9:30 – 10:00 Keynote speech
10:00 – 11:00 First session: Fragmented savings, missed opportunities: bridging the gap with long-term saving investment products
As the EU grapples with economic fragmentation, the deep pool of household wealth across Europe remains an underutilised asset. Despite having one of the largest savings markets globally, Europe’s retail investment channels are fragmented, with individual Member States operating their own incentives and structures. The EU’s savings ecosystem lacks coordination, and this has led to inefficiencies where household wealth is not being channelled into long-term investments such as green transition financing, innovation and other key sectors vital for the continent’s strategic autonomy.
The Retail Investment Strategy initially promised to integrate Europe’s savings into long-term economic goals such as green transition financing and fostering equity culture. However, the Commission’s proposal has been diluted, leaving it fragmented and less ambitious. Without stronger commitment and harmonisation, the strategy may fail to unlock its full potential for Europe’s strategic autonomy.
What kind of pan-European tax incentives or financial products would be most effective in encouraging cross-border retail investment? How can authorisation and approval processes be facilitated? Given the lack of success with previous efforts like the pan-European personal pension, what strategies should the EU adopt to incentivise funded pension schemes across Member States? Should this be achieved through legislation, industry agreements, or a combination of both? What lessons can the EU learn from successful private sector initiatives and international examples, to design more attractive and effective structures for retirement savings and long-term investment?
11:00 – 11:30 Coffee break
11:30 – 12:00 Fireside chat
12:00 – 13:00 Second session: Supervisory agility in a fractured world: rethinking efficiency for resilience
In a world marked by deepening geopolitical fault lines, the assumption that capital market supervision should primarily aim for procedural efficiency is being challenged. As extraterritorial financial sanctions multiply, global standard-setters drift apart, and technological disruption outpaces regulatory cycles, Europe must rethink what ‘effective’ supervision means.
Rather than aspiring solely to centralisation under a ‘single supervisor’ model, the EU needs a more agile, layered supervisory architecture – one that blends strategic coordination at the European level with decentralised, risk-based execution by national authorities. Agility, responsiveness and cross-border trust are becoming as important as harmonisation and consistency. This session will examine whether the current supervisory system – still shaped by post-crisis logic – is fit for a world of fragmented power, digital finance and escalating systemic risks.
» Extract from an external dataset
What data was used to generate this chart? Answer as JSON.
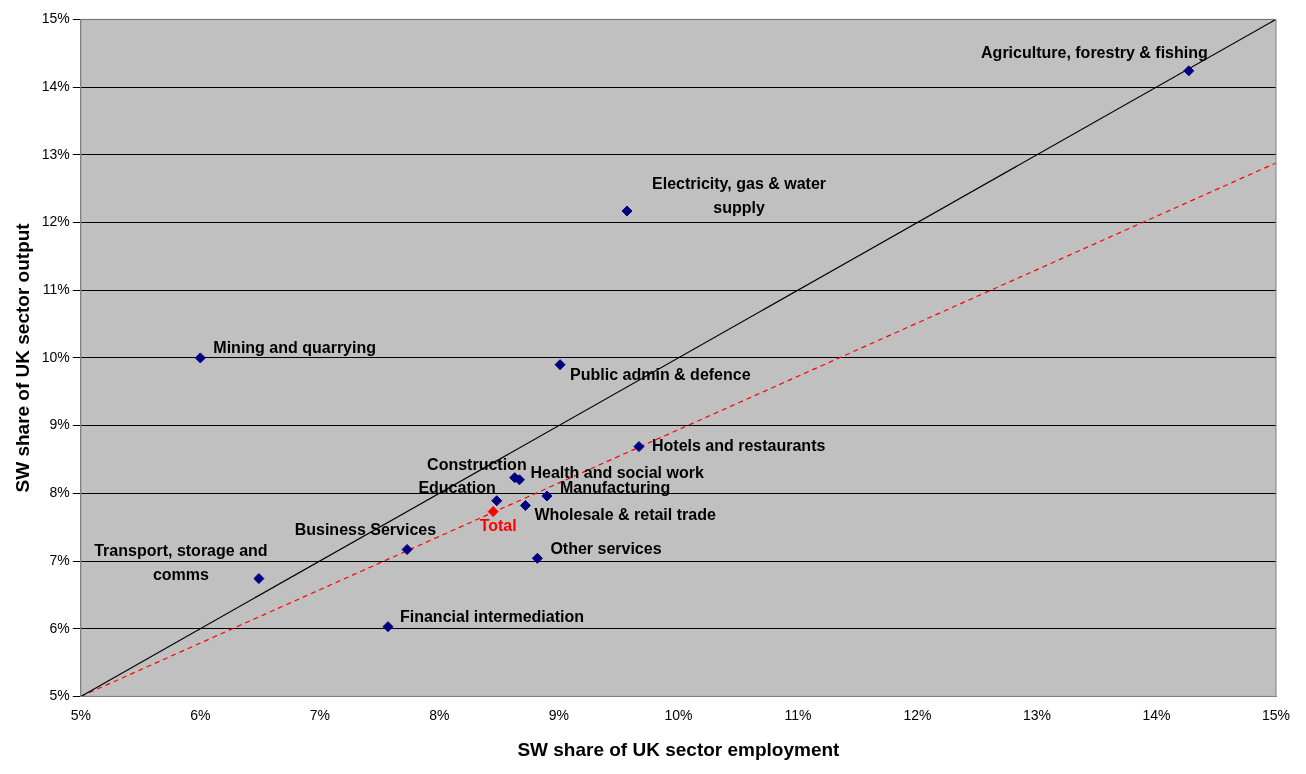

Is the goal of a ‘single supervisor’ still politically and practically feasible, or should the EU double down on a model of agile coordination and mutual reliance? How can the EU ensure supervisory trust across Member States to enable effective delegation, especially in cross-border group supervision? How can the EU enhance the ability of supervisors (ESMA and NCAs) to detect, assess and act on emerging risks – especially those linked to AI, digital assets and geopolitical volatility? What lessons can be drawn from the US model, where supervisory fragmentation coexists with market dynamism and scale?
13:00 – 14:00 Lunch
14:00 – 14:30 ECMI Best Paper
14:30 – 15:00 Fireside chat
15:00 – 16:00 Third session: Strategic infrastructure for the EU’s capital markets: beyond the plumbing
Europe’s capital markets remain fragmented, not only in rules and products, but also in the infrastructure that supports them. As the EU repositions its financial strategy under the banner of the Savings and Investments Union (SIU), infrastructure is emerging as a key battleground not just for efficiency, but for sovereignty, innovation and investor trust.
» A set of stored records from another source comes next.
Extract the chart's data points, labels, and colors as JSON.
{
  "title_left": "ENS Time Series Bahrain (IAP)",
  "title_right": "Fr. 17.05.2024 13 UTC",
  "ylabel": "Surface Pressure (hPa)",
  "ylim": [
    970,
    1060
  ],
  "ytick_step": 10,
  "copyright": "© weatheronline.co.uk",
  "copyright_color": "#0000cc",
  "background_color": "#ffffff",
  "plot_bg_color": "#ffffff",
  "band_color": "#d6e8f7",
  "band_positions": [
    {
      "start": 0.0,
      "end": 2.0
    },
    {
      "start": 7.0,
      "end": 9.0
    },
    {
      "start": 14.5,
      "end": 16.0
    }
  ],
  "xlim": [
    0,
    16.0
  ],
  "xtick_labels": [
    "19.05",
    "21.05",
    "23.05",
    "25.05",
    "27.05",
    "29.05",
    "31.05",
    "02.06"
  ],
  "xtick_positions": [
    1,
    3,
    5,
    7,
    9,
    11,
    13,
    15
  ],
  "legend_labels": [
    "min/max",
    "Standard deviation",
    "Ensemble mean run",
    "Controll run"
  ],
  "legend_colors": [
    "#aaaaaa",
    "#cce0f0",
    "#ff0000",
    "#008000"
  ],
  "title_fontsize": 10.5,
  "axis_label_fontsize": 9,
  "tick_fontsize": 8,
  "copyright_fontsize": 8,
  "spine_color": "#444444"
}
From clearing and settlement to digital issuance, supervisory data and tokenised assets, the next phase of market integration will be built not only on legislative harmonisation, but on the deployment of common, future-proof infrastructure. At the same time, strategic dependencies – including continued reliance on third-country platforms – pose questions of resilience and control. This session explores whether the EU needs a coordinated infrastructure strategy for capital markets.
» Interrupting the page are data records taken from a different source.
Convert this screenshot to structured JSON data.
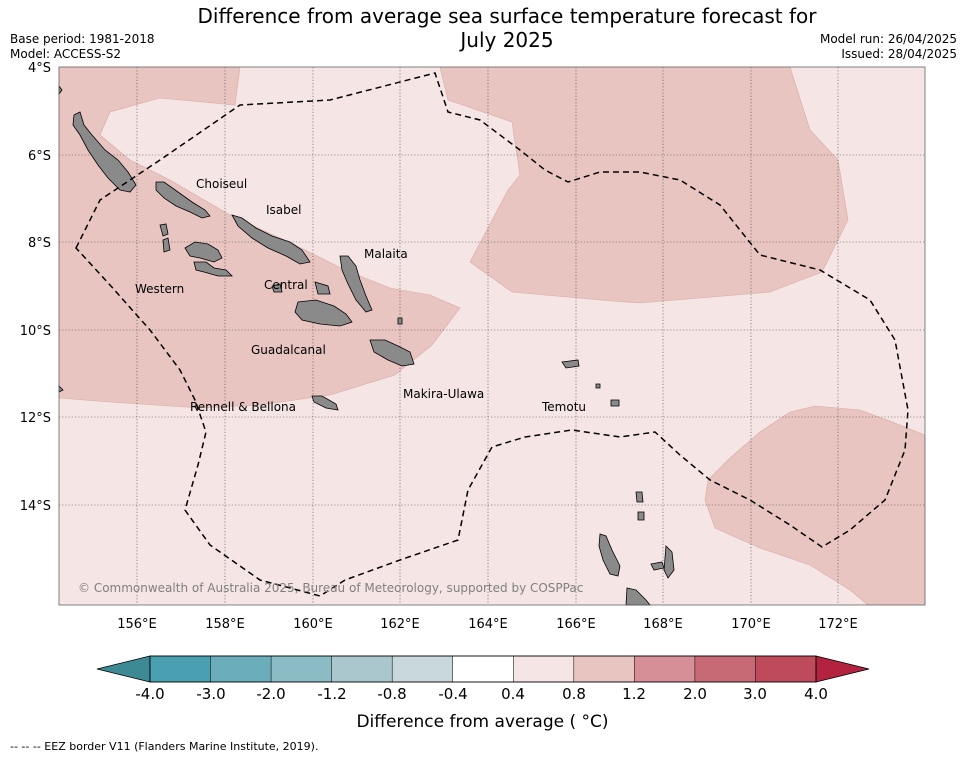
{
  "header": {
    "title_line1": "Difference from average sea surface temperature forecast for",
    "title_line2": "July 2025",
    "base_period": "Base period: 1981-2018",
    "model": "Model: ACCESS-S2",
    "model_run": "Model run: 26/04/2025",
    "issued": "Issued: 28/04/2025"
  },
  "map": {
    "lat_labels": [
      "4°S",
      "6°S",
      "8°S",
      "10°S",
      "12°S",
      "14°S"
    ],
    "lon_labels": [
      "156°E",
      "158°E",
      "160°E",
      "162°E",
      "164°E",
      "166°E",
      "168°E",
      "170°E",
      "172°E"
    ],
    "regions": [
      "Choiseul",
      "Isabel",
      "Malaita",
      "Western",
      "Central",
      "Guadalcanal",
      "Makira-Ulawa",
      "Rennell & Bellona",
      "Temotu"
    ],
    "copyright": "© Commonwealth of Australia 2025, Bureau of Meteorology, supported by COSPPac",
    "land_color": "#8a8a8a",
    "anomaly_colors": {
      "0.4_to_0.8": "#f5e6e5",
      "0.8_to_1.2": "#e8c5c1"
    }
  },
  "colorbar": {
    "ticks": [
      "-4.0",
      "-3.0",
      "-2.0",
      "-1.2",
      "-0.8",
      "-0.4",
      "0.4",
      "0.8",
      "1.2",
      "2.0",
      "3.0",
      "4.0"
    ],
    "colors": [
      "#4aa0b0",
      "#6badbb",
      "#8bbcc5",
      "#a9c7cc",
      "#c8d8dc",
      "#ffffff",
      "#f5e6e5",
      "#e8c5c1",
      "#d68f97",
      "#c86a76",
      "#bf4a5b"
    ],
    "under_color": "#3e8a94",
    "over_color": "#b3223f",
    "title": "Difference from average ( °C)"
  },
  "footnote": "-- -- -- EEZ border V11 (Flanders Marine Institute, 2019)."
}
Are Europe's capital markets strategically autonomous or strategically vulnerable? Can capital market infrastructure become a European industrial ambition, akin to energy or cloud sovereignty? Should the EU adopt an ‘Airbus-like’ model to consolidate and scale financial infrastructures of systemic importance, and if so, how can it be done? How to render the SIU agenda concrete when it comes to infrastructures?
16:00 – 16:15 Closing remarks
Registration is free of charge for ECMI/ECRI/CEPS members, EU/national institutions, academia, and press. Other participants may be admitted for a fee of EUR 300.